Тогда другие, не подумав хорошенько, в чем дело, и видя только, что из «простоты» ничего путного не получилось, — бросились в обратную сторону: как можно дальше от будней. Не зная и не доискиваясь истинных пружин больших страстей, они совсем вычеркнули у себя всякую «правду» и, в погоне за трагедийностью, завопили, завыли, забегали по сцене со сжатыми кулаками, с надутыми на шее жилами… еще страшнее, еще хуже, чем бегали и выли до них. Но никого этим тоже не убедили, трагедию не спасли и ворот в тайны искусства не открыли.

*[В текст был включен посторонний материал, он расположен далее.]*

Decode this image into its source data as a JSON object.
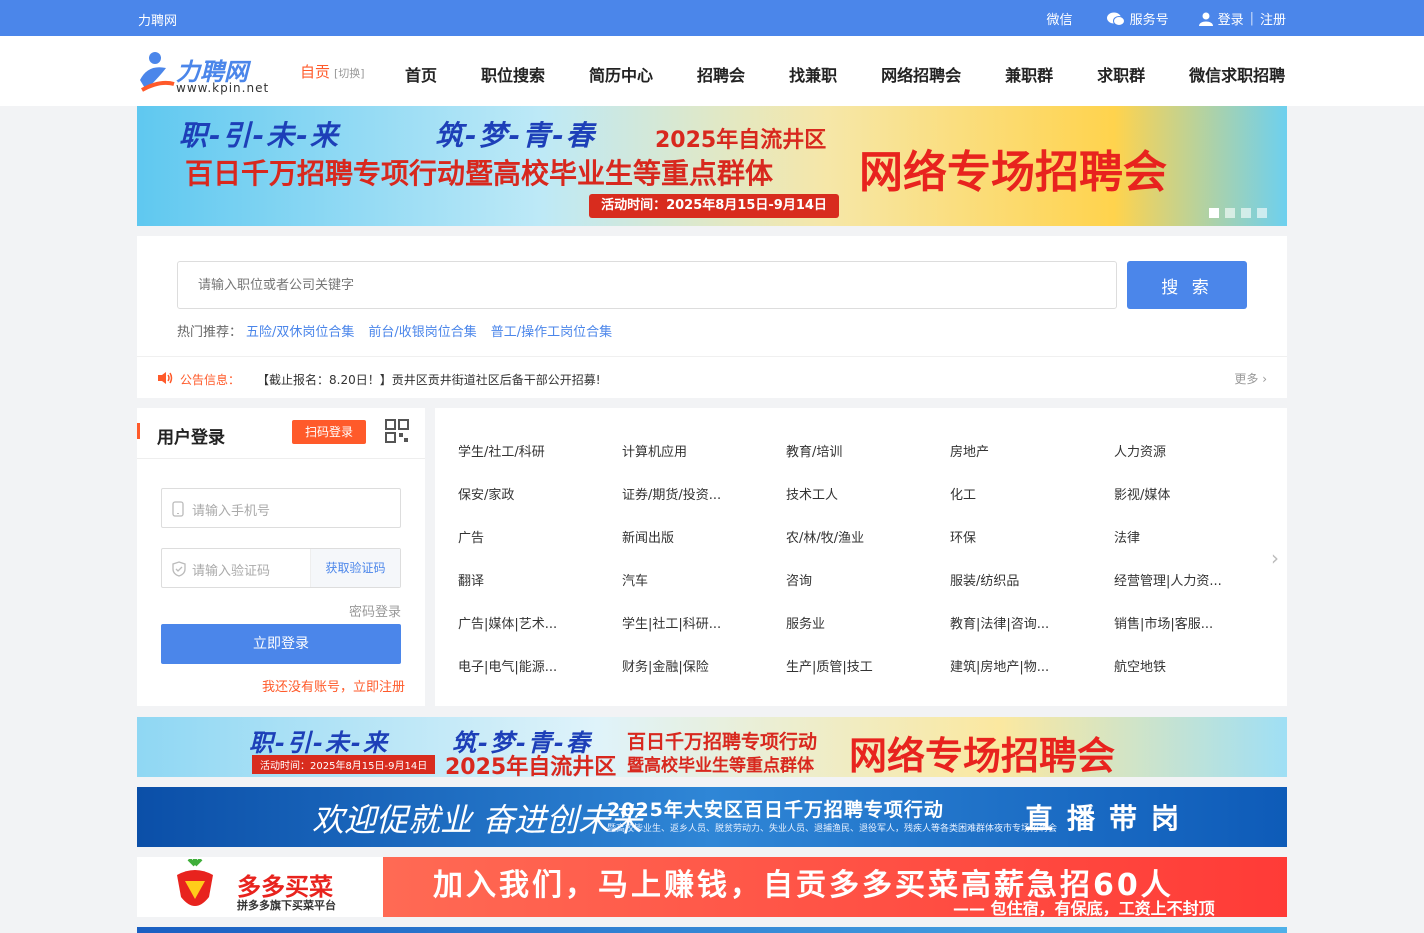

Наконец, третьи, не мудрствуя лукаво, стали подражать. Им нравилась сила, безудержность, буря страстей… они чувствовали, что эти, поразившие их актеры, раскрывались на сцене до самого дна души своей, что жили и трепетали здесь всем нутром своим… и они, в простоте душевной, решили, что достаточно ничем себя не связывать, дать себе неограниченную свободу, а потом расшевелить, раскачать, разбудоражить себя, и… нутро заговорит.

Так и делали. Но получилась какая-то довольно-таки неприглядная патология: не то буйное помешательство, не то опьянение распущенностью — ломалась мебель, рвались костюмы, подставлялись синяки, сокрушались кости, лилась кровь, но смотреть на это зрелище было только неприятно и больше ничего.

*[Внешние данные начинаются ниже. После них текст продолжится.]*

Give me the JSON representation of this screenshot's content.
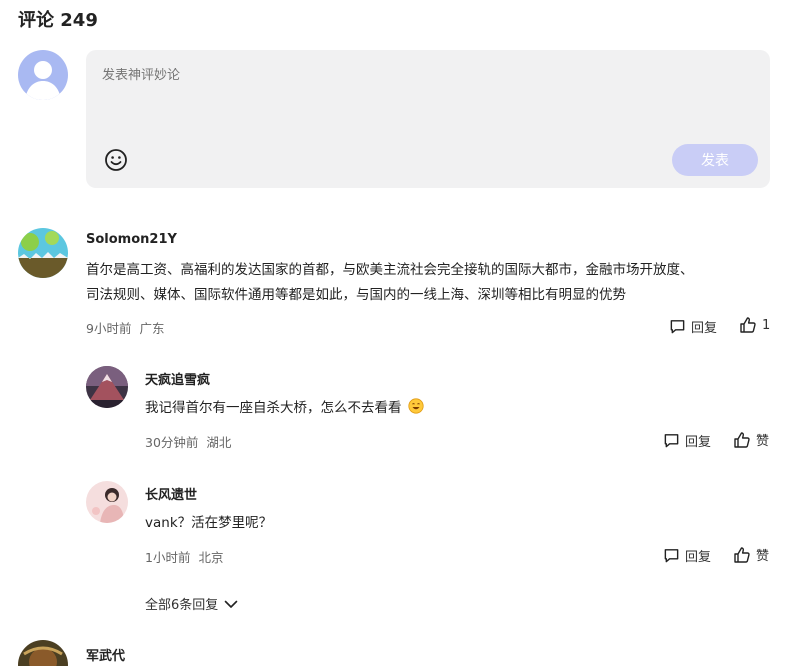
{
  "header": {
    "title": "评论 249"
  },
  "composer": {
    "placeholder": "发表神评妙论",
    "publish_label": "发表"
  },
  "comments": [
    {
      "user": "Solomon21Y",
      "lines": [
        "首尔是高工资、高福利的发达国家的首都，与欧美主流社会完全接轨的国际大都市，金融市场开放度、",
        "司法规则、媒体、国际软件通用等都是如此，与国内的一线上海、深圳等相比有明显的优势"
      ],
      "time": "9小时前",
      "location": "广东",
      "reply_label": "回复",
      "like_label": "1"
    }
  ],
  "replies": [
    {
      "user": "天疯追雪疯",
      "text": "我记得首尔有一座自杀大桥，怎么不去看看",
      "time": "30分钟前",
      "location": "湖北",
      "reply_label": "回复",
      "like_label": "赞"
    },
    {
      "user": "长风遗世",
      "text": "vank？活在梦里呢？",
      "time": "1小时前",
      "location": "北京",
      "reply_label": "回复",
      "like_label": "赞"
    }
  ],
  "more_replies_label": "全部6条回复",
  "next_comment": {
    "user": "军武代"
  },
  "colors": {
    "publish_disabled": "#c9cdf6",
    "composer_bg": "#f1f1f2"
  }
}
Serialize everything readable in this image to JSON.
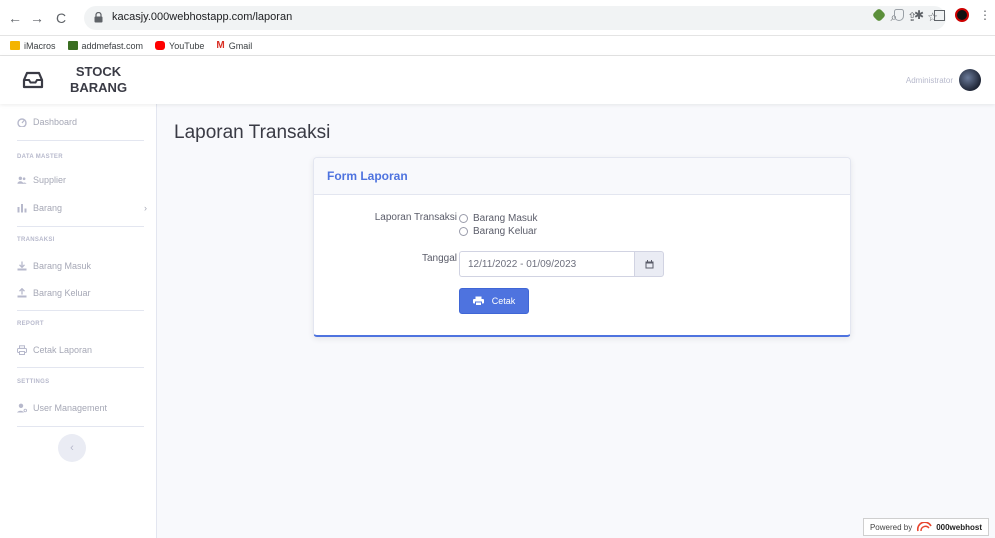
{
  "browser": {
    "url": "kacasjy.000webhostapp.com/laporan",
    "bookmarks": [
      {
        "label": "iMacros",
        "color": "#f4b400"
      },
      {
        "label": "addmefast.com",
        "color": "#3b6e22"
      },
      {
        "label": "YouTube",
        "color": "#ff0000"
      },
      {
        "label": "Gmail",
        "color": "#d93025"
      }
    ]
  },
  "header": {
    "brand_line1": "STOCK",
    "brand_line2": "BARANG",
    "user_name": "Administrator"
  },
  "sidebar": {
    "dashboard": "Dashboard",
    "section_data_master": "DATA MASTER",
    "supplier": "Supplier",
    "barang": "Barang",
    "section_transaksi": "TRANSAKSI",
    "barang_masuk": "Barang Masuk",
    "barang_keluar": "Barang Keluar",
    "section_report": "REPORT",
    "cetak_laporan": "Cetak Laporan",
    "section_settings": "SETTINGS",
    "user_management": "User Management"
  },
  "main": {
    "page_title": "Laporan Transaksi",
    "card_title": "Form Laporan",
    "label_laporan": "Laporan Transaksi",
    "option_masuk": "Barang Masuk",
    "option_keluar": "Barang Keluar",
    "label_tanggal": "Tanggal",
    "date_range": "12/11/2022 - 01/09/2023",
    "button_cetak": "Cetak"
  },
  "footer": {
    "powered_by": "Powered by",
    "host": "000webhost"
  },
  "colors": {
    "primary": "#4e73df",
    "sidebar_text": "#a6a8b6"
  }
}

То ли «нутро» у них оказалось мало привлекательным — совсем не таким, как у великих мировых трагиков, то ли делали они что-то не совсем то, что следовало… только и эти ключи не отперли райских дверей вдохновенья.

{92} Так появление гения и прошло почти что даром, оставив только путаницу в головах «специалистов».

Сами же они, эти гении, по-видимому, в значительной степени все-таки владели этими тайнами. По крайней мере, когда им было нужно, в их любимых ролях они всегда могли вызвать у себя тот творческий подъем, который так неотразимо действовал на зрителей.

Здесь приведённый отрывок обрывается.